As long as you have testamentary capacity (i.e. you’re mentally competent), you can make changes to your will. You can change it a little, change it a lot, or completely revoke it, any time you want.
However, it is imperative that you work with a qualified estate planning attorney so that your changes are legally valid and well understood by your executor, the courts, and your beneficiaries.
In the “olden days” (i.e. pre-computers), small changes would be made via a “codicil.” A codicil is a small change, an amendment. Wills used to be a zillion pages long and hand written or type written. To avoid re-writing or re-typing the entire will, a codicil was drafted.
Multiple codicils could be confusing or even misplaced and, thus, were ineffective.
Now, in the computer age, codicils are rarely used. The entire will is redrafted on the computer, easily reprinted, and re-executed.
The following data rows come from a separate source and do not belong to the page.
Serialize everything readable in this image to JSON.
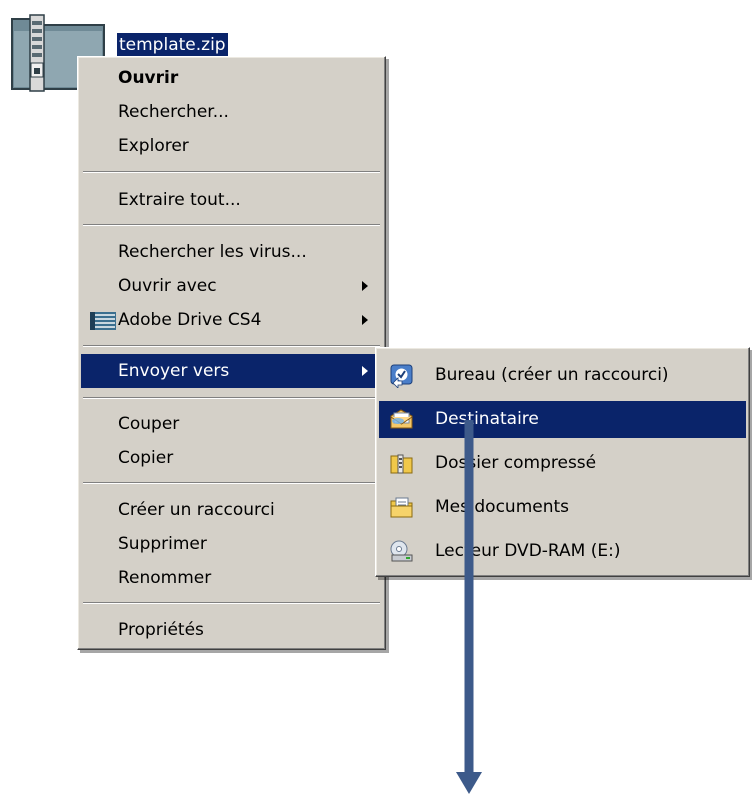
{
  "file": {
    "name": "template.zip",
    "icon": "zip-folder-icon"
  },
  "context_menu": {
    "items": [
      {
        "label": "Ouvrir"
      },
      {
        "label": "Rechercher..."
      },
      {
        "label": "Explorer"
      },
      {
        "label": "Extraire tout..."
      },
      {
        "label": "Rechercher les virus..."
      },
      {
        "label": "Ouvrir avec"
      },
      {
        "label": "Adobe Drive CS4",
        "icon": "adobe-drive-icon"
      },
      {
        "label": "Envoyer vers"
      },
      {
        "label": "Couper"
      },
      {
        "label": "Copier"
      },
      {
        "label": "Créer un raccourci"
      },
      {
        "label": "Supprimer"
      },
      {
        "label": "Renommer"
      },
      {
        "label": "Propriétés"
      }
    ]
  },
  "send_to_menu": {
    "items": [
      {
        "label": "Bureau (créer un raccourci)",
        "icon": "desktop-icon"
      },
      {
        "label": "Destinataire",
        "icon": "mail-recipient-icon"
      },
      {
        "label": "Dossier compressé",
        "icon": "compressed-folder-icon"
      },
      {
        "label": "Mes documents",
        "icon": "my-documents-icon"
      },
      {
        "label": "Lecteur DVD-RAM (E:)",
        "icon": "dvd-drive-icon"
      }
    ]
  },
  "colors": {
    "highlight": "#0a246a",
    "menu_bg": "#d4d0c8",
    "annotation_arrow": "#3d5a8a"
  }
}
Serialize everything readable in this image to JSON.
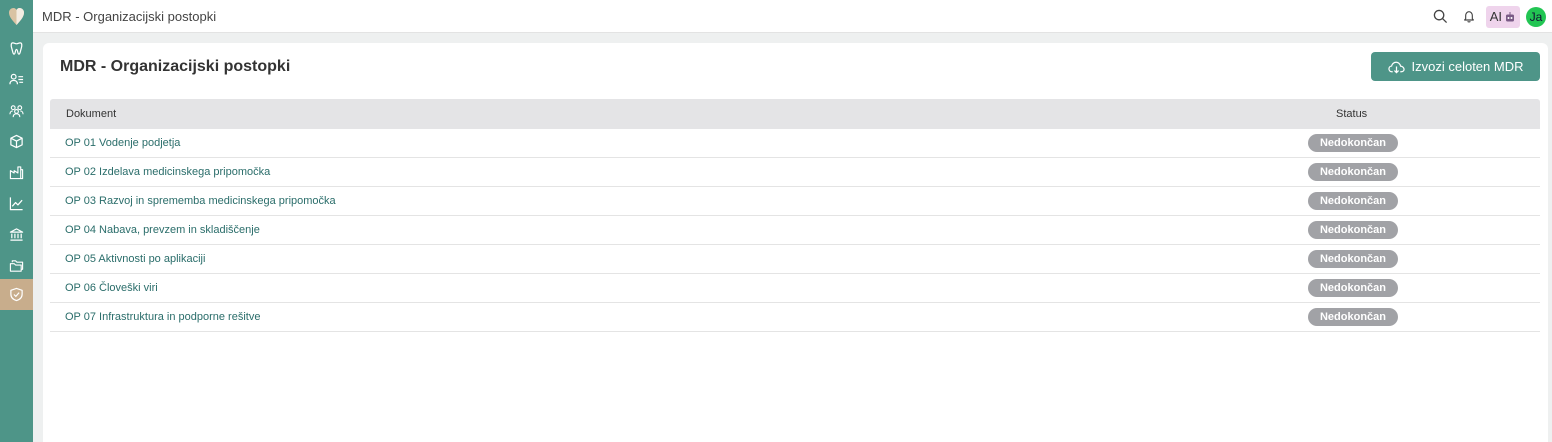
{
  "topbar": {
    "title": "MDR - Organizacijski postopki",
    "ai_label": "AI",
    "avatar_initials": "Ja"
  },
  "sidebar": {
    "items": [
      {
        "icon": "tooth-icon",
        "active": false
      },
      {
        "icon": "patients-icon",
        "active": false
      },
      {
        "icon": "team-icon",
        "active": false
      },
      {
        "icon": "box-icon",
        "active": false
      },
      {
        "icon": "factory-icon",
        "active": false
      },
      {
        "icon": "chart-icon",
        "active": false
      },
      {
        "icon": "bank-icon",
        "active": false
      },
      {
        "icon": "folders-icon",
        "active": false
      },
      {
        "icon": "shield-check-icon",
        "active": true
      }
    ]
  },
  "main": {
    "page_title": "MDR - Organizacijski postopki",
    "export_label": "Izvozi celoten MDR",
    "columns": {
      "document": "Dokument",
      "status": "Status"
    },
    "rows": [
      {
        "document": "OP 01 Vodenje podjetja",
        "status": "Nedokončan"
      },
      {
        "document": "OP 02 Izdelava medicinskega pripomočka",
        "status": "Nedokončan"
      },
      {
        "document": "OP 03 Razvoj in sprememba medicinskega pripomočka",
        "status": "Nedokončan"
      },
      {
        "document": "OP 04 Nabava, prevzem in skladiščenje",
        "status": "Nedokončan"
      },
      {
        "document": "OP 05 Aktivnosti po aplikaciji",
        "status": "Nedokončan"
      },
      {
        "document": "OP 06 Človeški viri",
        "status": "Nedokončan"
      },
      {
        "document": "OP 07 Infrastruktura in podporne rešitve",
        "status": "Nedokončan"
      }
    ]
  },
  "colors": {
    "brand": "#4e9588",
    "active_nav": "#c8ad8c",
    "badge": "#a1a2a6",
    "link": "#2a6d6a"
  }
}
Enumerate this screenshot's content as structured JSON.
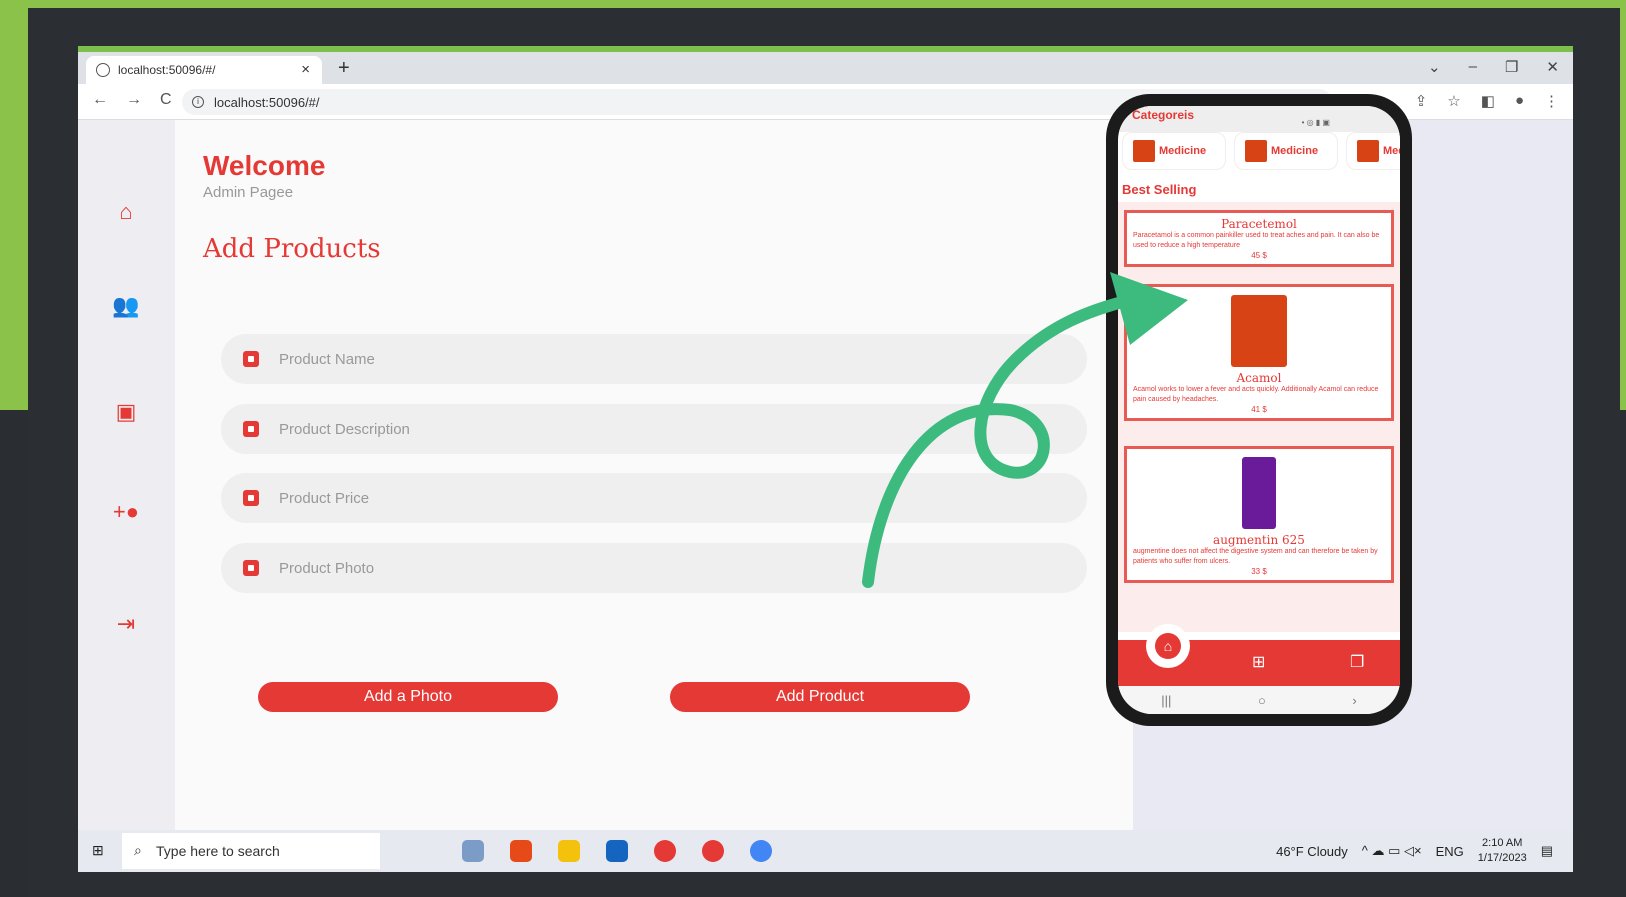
{
  "browser": {
    "tab_title": "localhost:50096/#/",
    "url": "localhost:50096/#/"
  },
  "admin": {
    "welcome": "Welcome",
    "subtitle": "Admin Pagee",
    "section_title": "Add Products",
    "fields": {
      "name_placeholder": "Product Name",
      "description_placeholder": "Product Description",
      "price_placeholder": "Product Price",
      "photo_placeholder": "Product Photo"
    },
    "add_photo_label": "Add a Photo",
    "add_product_label": "Add Product"
  },
  "sidebar": {
    "icons": [
      "home-icon",
      "group-icon",
      "medicine-bottle-icon",
      "add-person-icon",
      "logout-icon"
    ]
  },
  "phone": {
    "categories_title": "Categoreis",
    "chips": [
      "Medicine",
      "Medicine",
      "Med"
    ],
    "best_selling": "Best Selling",
    "products": [
      {
        "name": "Paracetemol",
        "description": "Paracetamol is a common painkiller used to treat aches and pain. It can also be used to reduce a high temperature",
        "price": "45 $"
      },
      {
        "name": "Acamol",
        "description": "Acamol works to lower a fever and acts quickly. Additionally Acamol can reduce pain caused by headaches.",
        "price": "41 $"
      },
      {
        "name": "augmentin 625",
        "description": "augmentine does not affect the digestive system and can therefore be taken by patients who suffer from ulcers.",
        "price": "33 $"
      }
    ]
  },
  "taskbar": {
    "search_placeholder": "Type here to search",
    "weather": "46°F Cloudy",
    "language": "ENG",
    "time": "2:10 AM",
    "date": "1/17/2023"
  },
  "colors": {
    "accent": "#e53935",
    "green_frame": "#8bc34a",
    "arrow": "#3dbb7e"
  }
}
Both a codicil and a new will must be legally executed in order to be legally valid. If your will is not executed legally, it has no value and is as if you have not made any change.
Typically, your will must be signed by you at the end of the document, witnessed by two adult witnesses, and notarized.
To best ensure that your will works, meaning that it does what you want it to do:
Never make any handwritten comments on the documents.
Make updates every three to five years or sooner if your spouse dies, you get married or divorced, your executor becomes disabled or dies, you move to a new state, or you have a new child in your life.
Always work with a qualified estate planning attorney; there is a class action lawsuit in California now pending wherein a will downloaded from LegalZoom wasn’t properly executed; and, therefore, it wasn’t legally valid.
If you’d like to make changes to your will, you have the power to do so. Consult with a qualified estate planning attorney to best ensure that your changes are effective.